Todos asintieron con la cabeza. Percy Haviland había convocado una reunión de los jefes de las secciones de Oriente Próximo, el norte de África, la zona del golfo Pérsico y Pakistán, además de los jefes de sección de países específicos, como Egipto, Turquía, Siria, Israel, Arabia Saudí, Irak e Irán. No había observadores.
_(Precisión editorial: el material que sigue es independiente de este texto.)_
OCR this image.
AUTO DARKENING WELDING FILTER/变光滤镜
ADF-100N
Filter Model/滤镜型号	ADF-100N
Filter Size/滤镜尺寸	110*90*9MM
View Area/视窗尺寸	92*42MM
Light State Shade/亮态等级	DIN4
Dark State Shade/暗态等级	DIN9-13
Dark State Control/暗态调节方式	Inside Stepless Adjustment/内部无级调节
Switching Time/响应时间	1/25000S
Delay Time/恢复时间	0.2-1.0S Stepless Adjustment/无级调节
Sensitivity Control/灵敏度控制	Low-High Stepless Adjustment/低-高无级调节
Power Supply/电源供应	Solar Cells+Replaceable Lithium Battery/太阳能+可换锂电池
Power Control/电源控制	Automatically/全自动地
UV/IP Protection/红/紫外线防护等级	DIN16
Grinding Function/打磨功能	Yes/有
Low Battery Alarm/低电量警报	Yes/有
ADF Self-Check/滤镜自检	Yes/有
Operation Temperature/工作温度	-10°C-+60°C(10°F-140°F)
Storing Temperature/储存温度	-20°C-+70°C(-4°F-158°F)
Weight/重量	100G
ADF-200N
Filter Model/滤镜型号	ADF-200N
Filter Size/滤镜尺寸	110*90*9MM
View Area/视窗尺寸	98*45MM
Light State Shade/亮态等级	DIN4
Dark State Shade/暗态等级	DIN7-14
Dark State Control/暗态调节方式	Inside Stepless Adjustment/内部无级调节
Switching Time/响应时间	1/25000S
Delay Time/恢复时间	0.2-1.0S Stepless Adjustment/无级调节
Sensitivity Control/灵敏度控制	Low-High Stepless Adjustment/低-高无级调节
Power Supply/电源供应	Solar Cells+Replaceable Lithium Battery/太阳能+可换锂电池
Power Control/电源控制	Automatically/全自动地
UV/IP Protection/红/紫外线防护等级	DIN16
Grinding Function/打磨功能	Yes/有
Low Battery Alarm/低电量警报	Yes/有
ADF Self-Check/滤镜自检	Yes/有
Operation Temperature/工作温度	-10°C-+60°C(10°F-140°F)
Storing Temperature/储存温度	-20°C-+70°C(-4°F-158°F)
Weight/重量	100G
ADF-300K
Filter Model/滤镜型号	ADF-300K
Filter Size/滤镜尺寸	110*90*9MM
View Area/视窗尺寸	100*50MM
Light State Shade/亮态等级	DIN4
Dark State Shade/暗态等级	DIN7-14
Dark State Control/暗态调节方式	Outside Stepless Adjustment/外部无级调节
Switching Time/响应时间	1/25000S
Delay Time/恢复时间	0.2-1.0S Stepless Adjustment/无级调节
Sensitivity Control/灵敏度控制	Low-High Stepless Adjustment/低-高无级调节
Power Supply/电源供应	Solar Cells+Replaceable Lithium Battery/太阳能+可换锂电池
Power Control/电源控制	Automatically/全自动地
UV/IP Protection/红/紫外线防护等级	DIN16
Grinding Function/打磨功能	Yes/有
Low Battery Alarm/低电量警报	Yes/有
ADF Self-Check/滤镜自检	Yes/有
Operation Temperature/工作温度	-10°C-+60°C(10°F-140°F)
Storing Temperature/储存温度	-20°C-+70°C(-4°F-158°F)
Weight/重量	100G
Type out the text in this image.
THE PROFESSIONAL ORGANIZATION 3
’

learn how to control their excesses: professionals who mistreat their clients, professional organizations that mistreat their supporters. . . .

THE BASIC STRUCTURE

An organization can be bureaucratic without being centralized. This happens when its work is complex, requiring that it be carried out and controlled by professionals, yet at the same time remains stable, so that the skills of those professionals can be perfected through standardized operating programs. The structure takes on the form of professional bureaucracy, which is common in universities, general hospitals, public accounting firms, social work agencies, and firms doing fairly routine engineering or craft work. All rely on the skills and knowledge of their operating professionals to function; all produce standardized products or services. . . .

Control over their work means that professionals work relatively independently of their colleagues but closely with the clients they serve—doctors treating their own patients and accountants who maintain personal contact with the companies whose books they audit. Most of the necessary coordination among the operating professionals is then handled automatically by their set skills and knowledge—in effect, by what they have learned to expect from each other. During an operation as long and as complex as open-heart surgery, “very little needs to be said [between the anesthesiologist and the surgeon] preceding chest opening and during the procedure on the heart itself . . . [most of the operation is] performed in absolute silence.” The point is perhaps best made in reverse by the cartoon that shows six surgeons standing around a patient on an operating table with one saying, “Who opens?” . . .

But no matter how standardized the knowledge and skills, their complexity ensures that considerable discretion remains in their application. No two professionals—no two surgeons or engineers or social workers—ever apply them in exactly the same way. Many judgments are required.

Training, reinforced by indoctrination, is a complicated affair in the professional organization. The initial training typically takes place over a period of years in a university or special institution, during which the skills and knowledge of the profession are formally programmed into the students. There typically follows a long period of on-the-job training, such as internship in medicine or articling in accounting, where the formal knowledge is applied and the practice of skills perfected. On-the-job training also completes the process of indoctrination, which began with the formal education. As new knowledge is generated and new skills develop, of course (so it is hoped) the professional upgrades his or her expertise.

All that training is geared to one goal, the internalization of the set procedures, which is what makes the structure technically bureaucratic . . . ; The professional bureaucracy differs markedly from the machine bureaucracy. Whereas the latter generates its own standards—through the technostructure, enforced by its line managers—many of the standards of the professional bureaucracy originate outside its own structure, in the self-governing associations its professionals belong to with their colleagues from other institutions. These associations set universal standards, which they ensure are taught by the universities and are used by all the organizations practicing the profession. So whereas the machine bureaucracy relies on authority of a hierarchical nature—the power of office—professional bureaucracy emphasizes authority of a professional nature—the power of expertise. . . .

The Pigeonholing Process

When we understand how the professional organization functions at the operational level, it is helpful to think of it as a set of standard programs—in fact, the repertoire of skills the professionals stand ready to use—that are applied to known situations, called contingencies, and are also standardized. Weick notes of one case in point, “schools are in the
Haviland llevaba ya diez años como director general, mucho tiempo para cualquiera. En cierto modo, consideraba que su nombramiento había sido un error. Él era un combatiente de la Guerra Fría que se había curtido contra la Stasi y el KGB, primero en el Departamento de Exteriores y de la Commonwealth, y luego en Century como jefe de la sección de Alemania Oriental, Polonia y, finalmente, Rusia. Su nombramiento coincidió casi exactamente con el final de la Guerra Fría, la caída del muro de Berlín y el resurgimiento de Oriente Próximo como principal foco de los acontecimientos internacionales. Dos años después se produjo la Guerra del Golfo y en la actualidad se sentía como el domador de una fiera cuya naturaleza nunca había llegado a dominar.

¿Estarían ellos en condiciones de domarla?, se preguntó. Al mirarles, le pareció curioso que ninguno de ellos fuese lo bastante viejo para recordar lo de Suez o lo del Pacto de Bagdad; por lo menos, no para recordarlo profesionalmente. Eran todos veteranos de la revolución iraní y de la Guerra del Golfo. Los mayores estaban ya en activo cuando la retirada de Aden. Conocían Oriente Próximo, por supuesto. Hablaban con fluidez árabe, hebreo, turco y persa. Pasaban los fines de semana con profesores de Oxbridge y por las noches asistían a cursos y conferencias en la Escuela de Estudios Orientales y Africanos. Eran miembros de la Asociación Británica de Estudios de Oriente Próximo y de media docena de organizaciones similares.